VITAM IMPENDERE VERO*
*Consacrer sa vie à la vérité

Devise de Juvénal, reprise par Jean-Jacques Rousseau.

L e silence est un poison. Ses répercussions dans les destinées individuelles et collectives sont souvent tragiques. En ne mettant pas en mots ce qui le tourmente, l’être humain vit sa vie sans la vivre vraiment, répétant des comportements dans lesquels il est agi plus qu’il n’agit. Névroses, inhibitions, angoisses, répétition de ses échecs amoureux ou professionnels, dépressions, ou même accident s’avèrent souvent être la conséquence de ce qui n’a jamais été symbolisé, c’est-à-dire nommé. Le silence génère malaise de l’esprit et haine de soi.

Mettre des mots sur les secrets enfouis du passé suppose le désir de le faire. Certains s’attellent à cette tâche, d’autres ne le feront jamais et en pâtirons, d’une manière ou d’une autre, toute leur vie. Ceux qui choisissent de parler le font parce que c’est vital. Ils comprennent que la souffrance momentanée de parler est préférable à celle générée par le mutisme.

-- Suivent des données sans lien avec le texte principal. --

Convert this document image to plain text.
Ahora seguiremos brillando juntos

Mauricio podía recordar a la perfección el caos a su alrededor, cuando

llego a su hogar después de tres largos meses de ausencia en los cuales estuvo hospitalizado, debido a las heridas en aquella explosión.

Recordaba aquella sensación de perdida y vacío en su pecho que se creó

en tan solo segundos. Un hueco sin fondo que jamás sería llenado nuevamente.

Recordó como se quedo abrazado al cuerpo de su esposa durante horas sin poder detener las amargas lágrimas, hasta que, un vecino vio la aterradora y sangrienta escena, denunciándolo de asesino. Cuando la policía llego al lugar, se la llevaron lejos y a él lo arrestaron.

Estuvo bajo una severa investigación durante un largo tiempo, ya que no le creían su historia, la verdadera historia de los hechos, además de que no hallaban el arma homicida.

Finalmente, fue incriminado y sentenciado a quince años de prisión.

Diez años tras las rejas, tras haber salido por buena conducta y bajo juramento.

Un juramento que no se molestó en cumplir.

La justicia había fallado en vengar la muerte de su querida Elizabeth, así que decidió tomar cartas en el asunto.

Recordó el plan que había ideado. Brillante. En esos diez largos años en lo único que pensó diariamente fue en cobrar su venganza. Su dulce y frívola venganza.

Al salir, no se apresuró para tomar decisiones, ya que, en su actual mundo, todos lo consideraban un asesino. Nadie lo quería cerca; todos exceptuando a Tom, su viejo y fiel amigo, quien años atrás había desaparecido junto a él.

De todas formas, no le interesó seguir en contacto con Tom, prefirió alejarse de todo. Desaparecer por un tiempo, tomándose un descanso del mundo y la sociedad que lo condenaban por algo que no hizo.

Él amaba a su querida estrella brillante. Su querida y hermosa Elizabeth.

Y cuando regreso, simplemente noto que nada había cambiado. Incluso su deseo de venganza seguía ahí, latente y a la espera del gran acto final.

De la libération de la parole il résulte une renaissance. En élucidant le passé, en affrontant les secrets et les malédictions de l’histoire, et en assumant les conflictualités et les incompréhensions qui peuvent en résulter, c’est le futur que l’on éclaire. La vérité engendre la vérité. Sur ce chemin un apaisement et une liberté de vivre inédite adviennent.

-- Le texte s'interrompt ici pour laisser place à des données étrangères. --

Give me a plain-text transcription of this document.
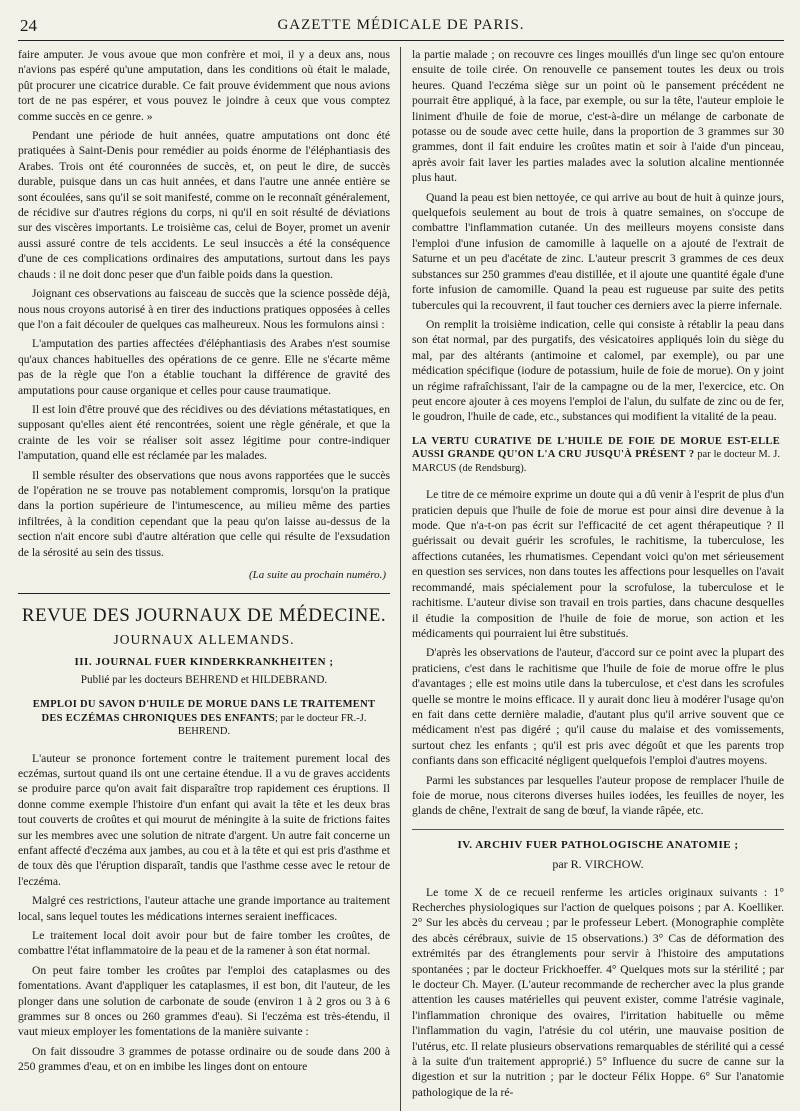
24	GAZETTE MÉDICALE DE PARIS.

faire amputer. Je vous avoue que mon confrère et moi, il y a deux ans, nous n'avions pas espéré qu'une amputation, dans les conditions où était le malade, pût procurer une cicatrice durable. Ce fait prouve évidemment que nous avions tort de ne pas espérer, et vous pouvez le joindre à ceux que vous comptez comme succès en ce genre. »

Pendant une période de huit années, quatre amputations ont donc été pratiquées à Saint-Denis pour remédier au poids énorme de l'éléphantiasis des Arabes. Trois ont été couronnées de succès, et, on peut le dire, de succès durable, puisque dans un cas huit années, et dans l'autre une année entière se sont écoulées, sans qu'il se soit manifesté, comme on le reconnaît généralement, de récidive sur d'autres régions du corps, ni qu'il en soit résulté de déviations sur des viscères importants. Le troisième cas, celui de Boyer, promet un avenir aussi assuré contre de tels accidents. Le seul insuccès a été la conséquence d'une de ces complications ordinaires des amputations, surtout dans les pays chauds : il ne doit donc peser que d'un faible poids dans la question.

Joignant ces observations au faisceau de succès que la science possède déjà, nous nous croyons autorisé à en tirer des inductions pratiques opposées à celles que l'on a fait découler de quelques cas malheureux. Nous les formulons ainsi :

L'amputation des parties affectées d'éléphantiasis des Arabes n'est soumise qu'aux chances habituelles des opérations de ce genre. Elle ne s'écarte même pas de la règle que l'on a établie touchant la différence de gravité des amputations pour cause organique et celles pour cause traumatique.

Il est loin d'être prouvé que des récidives ou des déviations métastatiques, en supposant qu'elles aient été rencontrées, soient une règle générale, et que la crainte de les voir se réaliser soit assez légitime pour contre-indiquer l'amputation, quand elle est réclamée par les malades.

Il semble résulter des observations que nous avons rapportées que le succès de l'opération ne se trouve pas notablement compromis, lorsqu'on la pratique dans la portion supérieure de l'intumescence, au milieu même des parties infiltrées, à la condition cependant que la peau qu'on laisse au-dessus de la section n'ait encore subi d'autre altération que celle qui résulte de l'exsudation de la sérosité au sein des tissus.

(La suite au prochain numéro.)
REVUE DES JOURNAUX DE MÉDECINE.
JOURNAUX ALLEMANDS.
III. JOURNAL FUER KINDERKRANKHEITEN ;
Publié par les docteurs BEHREND et HILDEBRAND.
EMPLOI DU SAVON D'HUILE DE MORUE DANS LE TRAITEMENT DES ECZÉMAS CHRONIQUES DES ENFANTS; par le docteur FR.-J. BEHREND.

L'auteur se prononce fortement contre le traitement purement local des eczémas, surtout quand ils ont une certaine étendue. Il a vu de graves accidents se produire parce qu'on avait fait disparaître trop rapidement ces éruptions. Il donne comme exemple l'histoire d'un enfant qui avait la tête et les deux bras tout couverts de croûtes et qui mourut de méningite à la suite de frictions faites sur les membres avec une solution de nitrate d'argent. Un autre fait concerne un enfant affecté d'eczéma aux jambes, au cou et à la tête et qui est pris d'asthme et de toux dès que l'éruption disparaît, tandis que l'asthme cesse avec le retour de l'eczéma.

Malgré ces restrictions, l'auteur attache une grande importance au traitement local, sans lequel toutes les médications internes seraient inefficaces.

Le traitement local doit avoir pour but de faire tomber les croûtes, de combattre l'état inflammatoire de la peau et de la ramener à son état normal.

On peut faire tomber les croûtes par l'emploi des cataplasmes ou des fomentations. Avant d'appliquer les cataplasmes, il est bon, dit l'auteur, de les plonger dans une solution de carbonate de soude (environ 1 à 2 gros ou 3 à 6 grammes sur 8 onces ou 260 grammes d'eau). Si l'eczéma est très-étendu, il vaut mieux employer les fomentations de la manière suivante :

On fait dissoudre 3 grammes de potasse ordinaire ou de soude dans 200 à 250 grammes d'eau, et on en imbibe les linges dont on entoure

la partie malade ; on recouvre ces linges mouillés d'un linge sec qu'on entoure ensuite de toile cirée. On renouvelle ce pansement toutes les deux ou trois heures. Quand l'eczéma siège sur un point où le pansement précédent ne pourrait être appliqué, à la face, par exemple, ou sur la tête, l'auteur emploie le liniment d'huile de foie de morue, c'est-à-dire un mélange de carbonate de potasse ou de soude avec cette huile, dans la proportion de 3 grammes sur 30 grammes, dont il fait enduire les croûtes matin et soir à l'aide d'un pinceau, après avoir fait laver les parties malades avec la solution alcaline mentionnée plus haut.

Quand la peau est bien nettoyée, ce qui arrive au bout de huit à quinze jours, quelquefois seulement au bout de trois à quatre semaines, on s'occupe de combattre l'inflammation cutanée. Un des meilleurs moyens consiste dans l'emploi d'une infusion de camomille à laquelle on a ajouté de l'extrait de Saturne et un peu d'acétate de zinc. L'auteur prescrit 3 grammes de ces deux substances sur 250 grammes d'eau distillée, et il ajoute une quantité égale d'une forte infusion de camomille. Quand la peau est rugueuse par suite des petits tubercules qui la recouvrent, il faut toucher ces derniers avec la pierre infernale.

On remplit la troisième indication, celle qui consiste à rétablir la peau dans son état normal, par des purgatifs, des vésicatoires appliqués loin du siège du mal, par des altérants (antimoine et calomel, par exemple), ou par une médication spécifique (iodure de potassium, huile de foie de morue). On y joint un régime rafraîchissant, l'air de la campagne ou de la mer, l'exercice, etc. On peut encore ajouter à ces moyens l'emploi de l'alun, du sulfate de zinc ou de fer, le goudron, l'huile de cade, etc., substances qui modifient la vitalité de la peau.

LA VERTU CURATIVE DE L'HUILE DE FOIE DE MORUE EST-ELLE AUSSI GRANDE QU'ON L'A CRU JUSQU'À PRÉSENT ? par le docteur M. J. MARCUS (de Rendsburg).

Le titre de ce mémoire exprime un doute qui a dû venir à l'esprit de plus d'un praticien depuis que l'huile de foie de morue est pour ainsi dire devenue à la mode. Que n'a-t-on pas écrit sur l'efficacité de cet agent thérapeutique ? Il guérissait ou devait guérir les scrofules, le rachitisme, la tuberculose, les affections cutanées, les rhumatismes. Cependant voici qu'on met sérieusement en question ses services, non dans toutes les affections pour lesquelles on l'avait recommandé, mais spécialement pour la scrofulose, la tuberculose et le rachitisme. L'auteur divise son travail en trois parties, dans chacune desquelles il étudie la composition de l'huile de foie de morue, son action et les médicaments qui pourraient lui être substitués.

D'après les observations de l'auteur, d'accord sur ce point avec la plupart des praticiens, c'est dans le rachitisme que l'huile de foie de morue offre le plus d'avantages ; elle est moins utile dans la tuberculose, et c'est dans les scrofules quelle se montre le moins efficace. Il y aurait donc lieu à modérer l'usage qu'on en fait dans cette dernière maladie, d'autant plus qu'il arrive souvent que ce médicament n'est pas digéré ; qu'il cause du malaise et des vomissements, surtout chez les enfants ; qu'il est pris avec dégoût et que les parents trop confiants dans son efficacité négligent quelquefois l'emploi d'autres moyens.

Parmi les substances par lesquelles l'auteur propose de remplacer l'huile de foie de morue, nous citerons diverses huiles iodées, les feuilles de noyer, les glands de chêne, l'extrait de sang de bœuf, la viande râpée, etc.

IV. ARCHIV FUER PATHOLOGISCHE ANATOMIE ;
par R. VIRCHOW.

Le tome X de ce recueil renferme les articles originaux suivants : 1° Recherches physiologiques sur l'action de quelques poisons ; par A. Koelliker. 2° Sur les abcès du cerveau ; par le professeur Lebert. (Monographie complète des abcès cérébraux, suivie de 15 observations.) 3° Cas de déformation des extrémités par des étranglements pour servir à l'histoire des amputations spontanées ; par le docteur Frickhoeffer. 4° Quelques mots sur la stérilité ; par le docteur Ch. Mayer. (L'auteur recommande de rechercher avec la plus grande attention les causes matérielles qui peuvent exister, comme l'atrésie vaginale, l'inflammation chronique des ovaires, l'irritation habituelle ou même l'inflammation du vagin, l'atrésie du col utérin, une mauvaise position de l'utérus, etc. Il relate plusieurs observations remarquables de stérilité qui a cessé à la suite d'un traitement approprié.) 5° Influence du sucre de canne sur la digestion et sur la nutrition ; par le docteur Félix Hoppe. 6° Sur l'anatomie pathologique de la ré-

En m’attaquant à l’histoire occultée de la compromission d’une partie des luthériens alsaciens avec le nazisme, je ne m’attendais pas à recevoir autant de retours positifs. Mon livre, me disent certains, a mis en perspective leur histoire familiale. Ils comprennent mieux ce qui s’est déroulé et me sont reconnaissants d’avoir levé le voile.

L’Alsace est traditionnellement une terre de secrets. Le folklore des géraniums et des cigognes a bon dos. Derrière ses façades proprettes, empêtrée dans ses difficultés linguistiques, elle a toujours eu du mal à parler. Au regard de son histoire complexe, elle s’est drapée dans la victimisation.

Il y a eu, certes, la tragédie de l’incorporation de force et des « Malgré-Nous », mais il y a eu tout le reste, dont il a toujours été si inconvenant de parler : les proallemands fanatiques, les fachos, les collabos. Malgré tout ce qui a été publié, bien des aspects de son histoire restent à défricher. Les entreprises locales, par exemple. Lesquelles ont participé à la construction et au fonctionnement du Struthof ? Lesquelles ont participé à la démolition de la synagogue consistoriale du quai Kléber à Strasbourg ? Qui a récupéré les pierres et en a fait commerce ?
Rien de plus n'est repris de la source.